A tendência, de acordo com o presidente do TJGO, é que a participação do Tribunal no Fundesp seja reduzida com o passar do tempo. Ele citou como exemplo o Estado de Santa Catarina, que começou concedendo 10% e hoje tem de ceder 55%, e mencionou a redução do horário de funcionamento do Judiciário, cuja jornada de trabalho dos servidores passará a ser das 12 às 19 horas a partir de 1º de agosto, como uma das soluções futuras para contenção de gastos, se o projeto vier mesmo a ser aprovado pela Casa Legislativa. “De olho no futuro essa é uma das providências emergenciais que resolvemos adotar, pois com a redução do horário a prospecção é de que tenhamos uma economia de 25 a 30% com água, luz, energia, telefone, papel, entre outros gastos básicos para manutenção do Judiciário”, pontuou.

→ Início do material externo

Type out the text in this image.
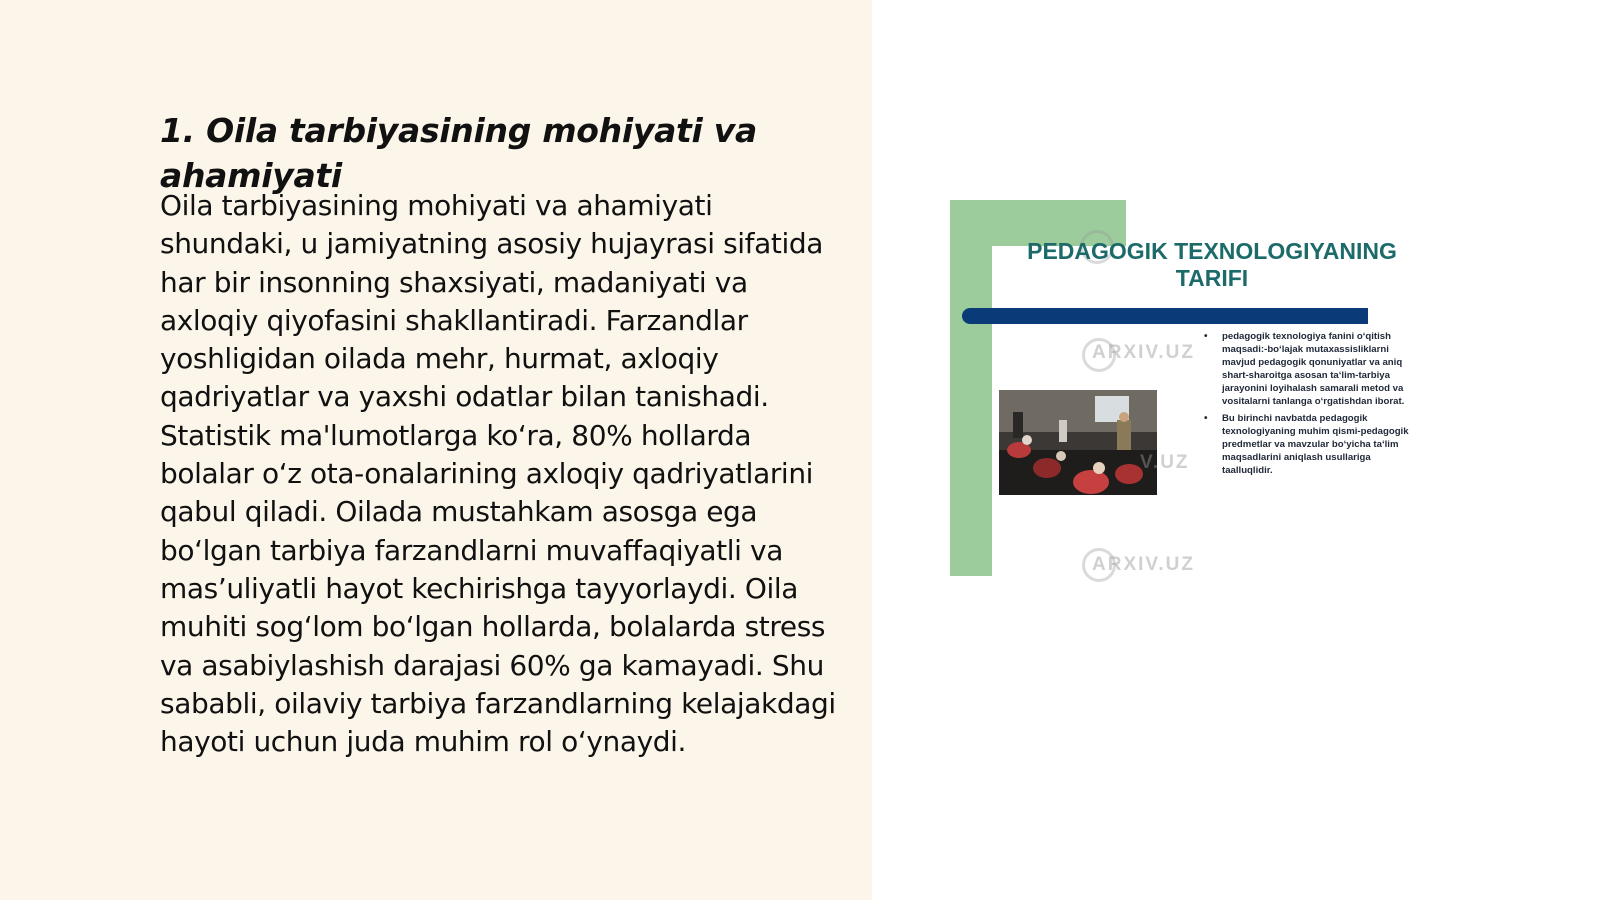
1. Oila tarbiyasining mohiyati va ahamiyati

Oila tarbiyasining mohiyati va ahamiyati shundaki, u jamiyatning asosiy hujayrasi sifatida har bir insonning shaxsiyati, madaniyati va axloqiy qiyofasini shakllantiradi. Farzandlar yoshligidan oilada mehr, hurmat, axloqiy qadriyatlar va yaxshi odatlar bilan tanishadi. Statistik ma'lumotlarga ko‘ra, 80% hollarda bolalar o‘z ota-onalarining axloqiy qadriyatlarini qabul qiladi. Oilada mustahkam asosga ega bo‘lgan tarbiya farzandlarni muvaffaqiyatli va mas’uliyatli hayot kechirishga tayyorlaydi. Oila muhiti sog‘lom bo‘lgan hollarda, bolalarda stress va asabiylashish darajasi 60% ga kamayadi. Shu sababli, oilaviy tarbiya farzandlarning kelajakdagi hayoti uchun juda muhim rol o‘ynaydi.

PEDAGOGIK TEXNOLOGIYANING TARIFI
ARXIV.UZ
V.UZ
• pedagogik texnologiya fanini o‘qitish maqsadi:-bo‘lajak mutaxassisliklarni mavjud pedagogik qonuniyatlar va aniq shart-sharoitga asosan ta‘lim-tarbiya jarayonini loyihalash samarali metod va vositalarni tanlanga o‘rgatishdan iborat.
• Bu birinchi navbatda pedagogik texnologiyaning muhim qismi-pedagogik predmetlar va mavzular bo‘yicha ta‘lim maqsadlarini aniqlash usullariga taalluqlidir.
ARXIV.UZ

Classificando-se como um “apaixonado pela Justiça”, Lenza disse acreditar no bom senso dos deputados para análise da matéria, que começou a ser apreciada ainda nesta quarta-feira pela comissão mista, mas ficou com vista para vários parlamentares após a devolução feita pelo relator do projeto de lei, deputado Carlos Antônio. “Gostaria de deixar aqui uma mensagem sobre os princípios básicos do direito que são três: o de agir com honestidade, de não lesar ninguém e dar a cada um o que é seu”, enfatizou.


Inconstitucionalidade


Autor da iniciativa de convocação da audiência pública para debate sobre o tema, o deputado estadual Karlos Kabral, que também é servidor da Justiça goiana, lotado no fórum de Rio Verde, sustentou que o projeto de lei que prevê a divisão do Fundesp é inconstitucional e possui vícios de origem. Ao citar o artigo 98 da Constituição Federal (parágrafo 2º) que dispõe sobre a destinação exclusiva das custas e emolumentos aos serviços afetos às atividades específicas da Justiça, o parlamentar ressaltou que a repartição do fundo fere a autonomia financeira do Poder Judiciário, conforme estabelece também o artigo 99 da referida lei. “Talvez essa questão ainda mereça uma maior profundidade de estudos. No entanto, em capítulos distintos, a CF prevê as funções essenciais à Justiça ali estabelecendo o MP e a Advocacia Pública, a Advocacia e a Defensoria Pública”, observou.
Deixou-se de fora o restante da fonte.